The NYT got a look at internal documents, including e-mails, that show how BlackRock and Goldman Sachs were so eager to get a piece of the action from the Pension Benefit Guaranty Corporation that they may have broken contracting rules. When Charles Millard became the head of the agency that oversees the retirement funds of bankrupt companies, Goldman and BlackRock began working their lobbying skills. Millard also used his position to set up meetings and interviews that could help him land a job once he left public service. The agency revoked the contracts last week due to questions surrounding the bidding process. The records reviewed by the paper "illustrate the clash between Washington's by-the-letter rules on contracting and the culture of Wall Street, where deals are often struck over expensive meals," notes the paper. "Both sides should have known better," said a contracting expert. "What happened here is wrong, stupid and probably illegal."

The WSJ gets word that Yahoo and Microsoft are close to reaching a deal to unite forces against Google that could be announced as early as today. Last year, Microsoft's $47.5 billion takeover bid for Yahoo failed, but now it managed to get "what it wanted most from the Internet pioneer," reports the WSJ, "huge volumes of queries that run through Yahoo's search engine." The deal could also help Yahoo get more money from its search-advertising business. It seems Yahoo will use Microsoft's Bing brand, but users shouldn't notice much difference on either of the company's Web sites since the technology in question "operates behind the scenes."

German Paul Biedermann rocked the swimming world yesterday when he beat Michael Phelps in the 200-meter freestyle with a time of 1 minute 42 seconds, 0.89 under Phelps' world record. He beat Phelps by 1.22 yesterday. But the big focus wasn't on Biedermann, who had earlier broken a seven-year-old record by 0.01 of a second, but his swimsuit. Biedermann even acknowledged that he was helped by his speedsuit but said it wasn't his problem because the sport's governing body, FINA, had allowed it. FINA has been working on implementing guidelines but yesterday said they may not go into effect until next spring.

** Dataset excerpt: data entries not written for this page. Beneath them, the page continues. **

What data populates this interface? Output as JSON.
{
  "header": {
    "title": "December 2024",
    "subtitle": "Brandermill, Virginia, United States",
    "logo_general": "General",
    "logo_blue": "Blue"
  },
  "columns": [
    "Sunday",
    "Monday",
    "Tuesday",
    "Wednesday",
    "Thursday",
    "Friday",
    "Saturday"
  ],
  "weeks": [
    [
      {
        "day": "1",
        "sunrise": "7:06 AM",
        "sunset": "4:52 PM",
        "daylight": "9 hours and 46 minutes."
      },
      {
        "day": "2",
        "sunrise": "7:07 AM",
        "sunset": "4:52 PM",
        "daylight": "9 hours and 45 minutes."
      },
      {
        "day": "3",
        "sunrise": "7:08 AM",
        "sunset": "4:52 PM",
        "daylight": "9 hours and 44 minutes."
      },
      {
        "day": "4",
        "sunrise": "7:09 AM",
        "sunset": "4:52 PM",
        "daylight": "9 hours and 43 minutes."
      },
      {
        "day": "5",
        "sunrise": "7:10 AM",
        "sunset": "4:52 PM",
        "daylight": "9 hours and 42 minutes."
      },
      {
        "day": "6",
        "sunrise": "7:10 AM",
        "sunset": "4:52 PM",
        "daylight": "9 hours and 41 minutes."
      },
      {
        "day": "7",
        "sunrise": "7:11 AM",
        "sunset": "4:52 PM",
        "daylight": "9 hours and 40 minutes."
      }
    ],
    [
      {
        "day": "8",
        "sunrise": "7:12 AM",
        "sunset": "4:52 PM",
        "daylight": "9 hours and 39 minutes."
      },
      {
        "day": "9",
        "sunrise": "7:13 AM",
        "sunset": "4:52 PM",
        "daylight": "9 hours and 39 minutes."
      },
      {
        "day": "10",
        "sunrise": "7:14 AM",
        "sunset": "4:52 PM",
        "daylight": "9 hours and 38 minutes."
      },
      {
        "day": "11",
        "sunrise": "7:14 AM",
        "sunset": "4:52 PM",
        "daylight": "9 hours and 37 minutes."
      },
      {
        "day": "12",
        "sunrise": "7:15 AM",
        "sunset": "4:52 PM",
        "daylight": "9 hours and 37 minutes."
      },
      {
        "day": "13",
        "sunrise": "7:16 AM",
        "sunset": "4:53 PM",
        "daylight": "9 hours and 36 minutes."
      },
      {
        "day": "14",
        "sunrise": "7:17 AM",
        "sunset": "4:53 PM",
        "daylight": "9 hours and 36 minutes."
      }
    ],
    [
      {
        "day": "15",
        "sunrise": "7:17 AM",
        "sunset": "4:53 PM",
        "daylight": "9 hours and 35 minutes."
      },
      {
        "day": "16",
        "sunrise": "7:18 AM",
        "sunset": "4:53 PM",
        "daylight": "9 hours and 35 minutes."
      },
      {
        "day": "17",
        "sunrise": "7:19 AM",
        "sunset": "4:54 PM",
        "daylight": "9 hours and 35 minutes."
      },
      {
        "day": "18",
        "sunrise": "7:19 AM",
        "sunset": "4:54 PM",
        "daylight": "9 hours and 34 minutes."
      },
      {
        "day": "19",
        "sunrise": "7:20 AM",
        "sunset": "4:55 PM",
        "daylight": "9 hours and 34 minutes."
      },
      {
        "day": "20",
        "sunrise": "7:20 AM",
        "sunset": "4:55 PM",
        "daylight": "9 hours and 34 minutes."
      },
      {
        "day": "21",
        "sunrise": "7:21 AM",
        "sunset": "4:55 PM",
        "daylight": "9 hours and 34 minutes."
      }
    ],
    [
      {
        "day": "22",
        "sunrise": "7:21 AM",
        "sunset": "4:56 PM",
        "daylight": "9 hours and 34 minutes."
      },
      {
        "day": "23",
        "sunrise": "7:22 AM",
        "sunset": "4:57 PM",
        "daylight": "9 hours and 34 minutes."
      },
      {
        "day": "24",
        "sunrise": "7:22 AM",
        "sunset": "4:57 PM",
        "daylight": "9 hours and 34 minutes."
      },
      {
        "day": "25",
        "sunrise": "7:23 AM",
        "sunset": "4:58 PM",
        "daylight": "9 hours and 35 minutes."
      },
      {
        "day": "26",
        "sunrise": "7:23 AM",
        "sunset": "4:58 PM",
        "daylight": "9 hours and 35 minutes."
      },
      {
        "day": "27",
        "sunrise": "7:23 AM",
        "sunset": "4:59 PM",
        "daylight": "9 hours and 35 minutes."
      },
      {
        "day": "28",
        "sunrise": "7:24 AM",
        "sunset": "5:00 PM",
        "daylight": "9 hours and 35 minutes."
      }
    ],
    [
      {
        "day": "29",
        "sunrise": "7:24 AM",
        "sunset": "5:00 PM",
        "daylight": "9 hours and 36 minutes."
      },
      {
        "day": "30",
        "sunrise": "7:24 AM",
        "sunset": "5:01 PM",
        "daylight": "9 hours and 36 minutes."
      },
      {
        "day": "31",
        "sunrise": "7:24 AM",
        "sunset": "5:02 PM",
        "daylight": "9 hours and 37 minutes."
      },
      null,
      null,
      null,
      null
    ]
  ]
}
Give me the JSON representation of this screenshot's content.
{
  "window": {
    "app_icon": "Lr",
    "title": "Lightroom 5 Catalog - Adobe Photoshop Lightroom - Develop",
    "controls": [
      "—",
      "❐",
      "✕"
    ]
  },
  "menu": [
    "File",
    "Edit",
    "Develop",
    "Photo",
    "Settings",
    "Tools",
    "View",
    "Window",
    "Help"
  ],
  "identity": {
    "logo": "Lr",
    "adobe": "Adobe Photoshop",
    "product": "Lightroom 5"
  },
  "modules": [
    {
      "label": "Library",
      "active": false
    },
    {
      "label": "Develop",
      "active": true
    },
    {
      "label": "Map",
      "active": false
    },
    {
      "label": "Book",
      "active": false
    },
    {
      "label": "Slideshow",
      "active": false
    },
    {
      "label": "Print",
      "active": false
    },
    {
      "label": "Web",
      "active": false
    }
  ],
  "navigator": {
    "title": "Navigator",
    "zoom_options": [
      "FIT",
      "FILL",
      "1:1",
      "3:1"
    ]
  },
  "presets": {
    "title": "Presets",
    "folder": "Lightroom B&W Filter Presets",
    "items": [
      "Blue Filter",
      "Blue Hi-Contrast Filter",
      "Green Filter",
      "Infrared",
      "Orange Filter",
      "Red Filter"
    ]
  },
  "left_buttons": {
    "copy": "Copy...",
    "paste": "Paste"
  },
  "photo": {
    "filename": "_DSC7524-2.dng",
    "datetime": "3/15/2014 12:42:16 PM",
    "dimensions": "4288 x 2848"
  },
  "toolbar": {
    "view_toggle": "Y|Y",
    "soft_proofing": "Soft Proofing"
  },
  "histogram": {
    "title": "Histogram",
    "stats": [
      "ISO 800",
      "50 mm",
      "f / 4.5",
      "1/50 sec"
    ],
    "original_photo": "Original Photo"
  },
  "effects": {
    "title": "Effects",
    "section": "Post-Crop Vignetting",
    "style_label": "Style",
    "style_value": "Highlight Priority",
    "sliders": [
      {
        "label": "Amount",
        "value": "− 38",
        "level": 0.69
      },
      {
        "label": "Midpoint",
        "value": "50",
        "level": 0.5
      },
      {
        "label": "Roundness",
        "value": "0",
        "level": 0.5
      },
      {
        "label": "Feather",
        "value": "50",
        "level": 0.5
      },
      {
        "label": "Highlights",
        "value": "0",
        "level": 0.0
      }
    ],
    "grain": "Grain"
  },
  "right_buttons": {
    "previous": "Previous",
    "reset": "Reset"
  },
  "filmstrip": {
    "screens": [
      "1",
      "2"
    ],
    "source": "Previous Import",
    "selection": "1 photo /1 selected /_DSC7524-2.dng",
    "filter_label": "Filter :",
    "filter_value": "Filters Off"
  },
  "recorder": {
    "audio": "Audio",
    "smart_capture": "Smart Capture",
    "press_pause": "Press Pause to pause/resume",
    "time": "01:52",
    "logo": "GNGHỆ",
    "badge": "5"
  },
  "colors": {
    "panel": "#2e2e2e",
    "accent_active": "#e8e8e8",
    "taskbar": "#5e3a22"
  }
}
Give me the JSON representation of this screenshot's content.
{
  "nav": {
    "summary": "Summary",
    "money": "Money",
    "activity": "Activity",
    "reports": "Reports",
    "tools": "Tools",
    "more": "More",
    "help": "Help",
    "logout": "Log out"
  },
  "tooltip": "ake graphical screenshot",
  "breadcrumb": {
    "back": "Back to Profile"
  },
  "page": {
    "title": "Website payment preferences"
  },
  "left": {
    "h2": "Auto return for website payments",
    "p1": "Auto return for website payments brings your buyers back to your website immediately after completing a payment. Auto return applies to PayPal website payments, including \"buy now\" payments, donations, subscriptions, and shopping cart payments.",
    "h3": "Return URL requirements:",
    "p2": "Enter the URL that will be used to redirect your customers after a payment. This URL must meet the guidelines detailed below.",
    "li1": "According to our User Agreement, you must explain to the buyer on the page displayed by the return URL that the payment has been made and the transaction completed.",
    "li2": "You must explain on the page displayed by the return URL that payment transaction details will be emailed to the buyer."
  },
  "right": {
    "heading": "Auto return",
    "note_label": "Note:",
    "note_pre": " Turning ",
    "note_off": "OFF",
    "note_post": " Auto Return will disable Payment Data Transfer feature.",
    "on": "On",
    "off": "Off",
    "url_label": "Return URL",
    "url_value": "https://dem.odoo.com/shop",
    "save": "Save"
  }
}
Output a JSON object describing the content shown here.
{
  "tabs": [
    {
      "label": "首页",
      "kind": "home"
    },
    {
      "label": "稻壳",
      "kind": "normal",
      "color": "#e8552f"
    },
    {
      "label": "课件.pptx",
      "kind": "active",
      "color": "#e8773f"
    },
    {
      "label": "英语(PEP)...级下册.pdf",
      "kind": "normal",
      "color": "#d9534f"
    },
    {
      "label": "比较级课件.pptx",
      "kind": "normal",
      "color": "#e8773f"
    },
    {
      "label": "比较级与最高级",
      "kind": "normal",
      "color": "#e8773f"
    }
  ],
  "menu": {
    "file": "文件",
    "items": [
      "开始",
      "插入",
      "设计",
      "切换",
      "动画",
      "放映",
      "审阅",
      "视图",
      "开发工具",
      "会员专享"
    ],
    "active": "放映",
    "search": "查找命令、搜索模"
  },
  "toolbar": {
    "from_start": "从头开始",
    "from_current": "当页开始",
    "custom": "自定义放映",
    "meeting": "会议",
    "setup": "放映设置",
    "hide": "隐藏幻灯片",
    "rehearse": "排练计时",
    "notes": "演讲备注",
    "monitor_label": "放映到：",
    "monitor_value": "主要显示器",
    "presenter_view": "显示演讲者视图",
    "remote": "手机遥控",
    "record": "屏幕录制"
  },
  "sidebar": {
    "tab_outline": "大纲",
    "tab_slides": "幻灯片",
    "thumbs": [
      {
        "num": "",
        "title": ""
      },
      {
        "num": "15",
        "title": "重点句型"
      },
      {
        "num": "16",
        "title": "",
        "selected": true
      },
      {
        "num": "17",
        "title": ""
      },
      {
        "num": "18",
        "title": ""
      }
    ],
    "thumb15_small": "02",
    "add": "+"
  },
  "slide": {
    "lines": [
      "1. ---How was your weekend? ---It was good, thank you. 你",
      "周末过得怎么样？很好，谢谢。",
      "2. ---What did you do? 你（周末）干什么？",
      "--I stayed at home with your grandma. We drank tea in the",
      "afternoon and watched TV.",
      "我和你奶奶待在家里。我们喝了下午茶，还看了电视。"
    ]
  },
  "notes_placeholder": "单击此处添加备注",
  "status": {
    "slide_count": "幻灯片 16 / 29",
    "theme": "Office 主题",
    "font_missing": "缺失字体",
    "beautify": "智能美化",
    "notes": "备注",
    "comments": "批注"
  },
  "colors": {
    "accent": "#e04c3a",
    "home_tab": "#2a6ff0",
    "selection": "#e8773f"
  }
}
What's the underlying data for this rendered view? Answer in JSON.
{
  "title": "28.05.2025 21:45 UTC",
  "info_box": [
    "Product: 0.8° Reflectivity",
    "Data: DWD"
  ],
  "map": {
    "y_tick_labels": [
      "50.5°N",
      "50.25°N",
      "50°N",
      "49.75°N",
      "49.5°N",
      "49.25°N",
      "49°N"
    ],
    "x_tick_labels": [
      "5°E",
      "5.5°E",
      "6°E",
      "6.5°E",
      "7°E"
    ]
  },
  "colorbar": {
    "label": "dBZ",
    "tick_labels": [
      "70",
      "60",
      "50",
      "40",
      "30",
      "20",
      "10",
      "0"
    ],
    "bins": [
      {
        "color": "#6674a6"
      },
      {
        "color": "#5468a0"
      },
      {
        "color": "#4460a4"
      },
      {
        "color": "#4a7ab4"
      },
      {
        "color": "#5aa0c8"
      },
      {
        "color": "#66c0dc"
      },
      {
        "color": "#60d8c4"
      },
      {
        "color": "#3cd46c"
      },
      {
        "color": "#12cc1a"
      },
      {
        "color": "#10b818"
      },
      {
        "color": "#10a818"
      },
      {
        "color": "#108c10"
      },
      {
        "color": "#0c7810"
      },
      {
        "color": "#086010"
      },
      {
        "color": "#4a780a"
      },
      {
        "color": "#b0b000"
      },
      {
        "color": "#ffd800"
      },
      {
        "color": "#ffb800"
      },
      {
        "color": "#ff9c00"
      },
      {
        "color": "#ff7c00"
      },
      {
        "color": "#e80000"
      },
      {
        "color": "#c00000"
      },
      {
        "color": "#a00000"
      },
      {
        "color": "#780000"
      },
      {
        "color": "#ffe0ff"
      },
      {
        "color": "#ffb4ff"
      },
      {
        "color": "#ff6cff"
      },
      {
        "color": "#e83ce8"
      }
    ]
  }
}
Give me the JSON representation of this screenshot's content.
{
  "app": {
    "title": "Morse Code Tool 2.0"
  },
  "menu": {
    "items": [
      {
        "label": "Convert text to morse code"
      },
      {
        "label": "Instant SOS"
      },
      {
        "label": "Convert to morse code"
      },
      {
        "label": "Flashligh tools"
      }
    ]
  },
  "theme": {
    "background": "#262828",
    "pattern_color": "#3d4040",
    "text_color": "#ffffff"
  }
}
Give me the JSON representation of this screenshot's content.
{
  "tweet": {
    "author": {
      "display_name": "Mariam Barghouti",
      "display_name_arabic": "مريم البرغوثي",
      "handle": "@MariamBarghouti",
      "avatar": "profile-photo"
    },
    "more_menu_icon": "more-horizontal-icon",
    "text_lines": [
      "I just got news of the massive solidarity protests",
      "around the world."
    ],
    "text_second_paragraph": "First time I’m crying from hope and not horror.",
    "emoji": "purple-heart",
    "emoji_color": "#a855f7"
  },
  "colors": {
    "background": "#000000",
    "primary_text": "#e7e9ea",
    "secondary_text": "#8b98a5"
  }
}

Phelps' coach, Bob Bowman, practically went ballistic and threw a diva-sized rant. "Well, then, they can probably expect Michael not to swim until they've implemented it," he said. "The sport is in shambles right now, and they better do something or they're going to lose their guy who fills these seats."

The NYT reports that a carbonated drink based on the series True Blood will go on sale in September. Omni Consumer Products reached a deal with HBO to produce Tru Blood, the drink that allows vampires to survive without having to munch on humans. The bottle would be similar to the one in the show and the drink would have "a crisp, slightly tart and light sweet tang."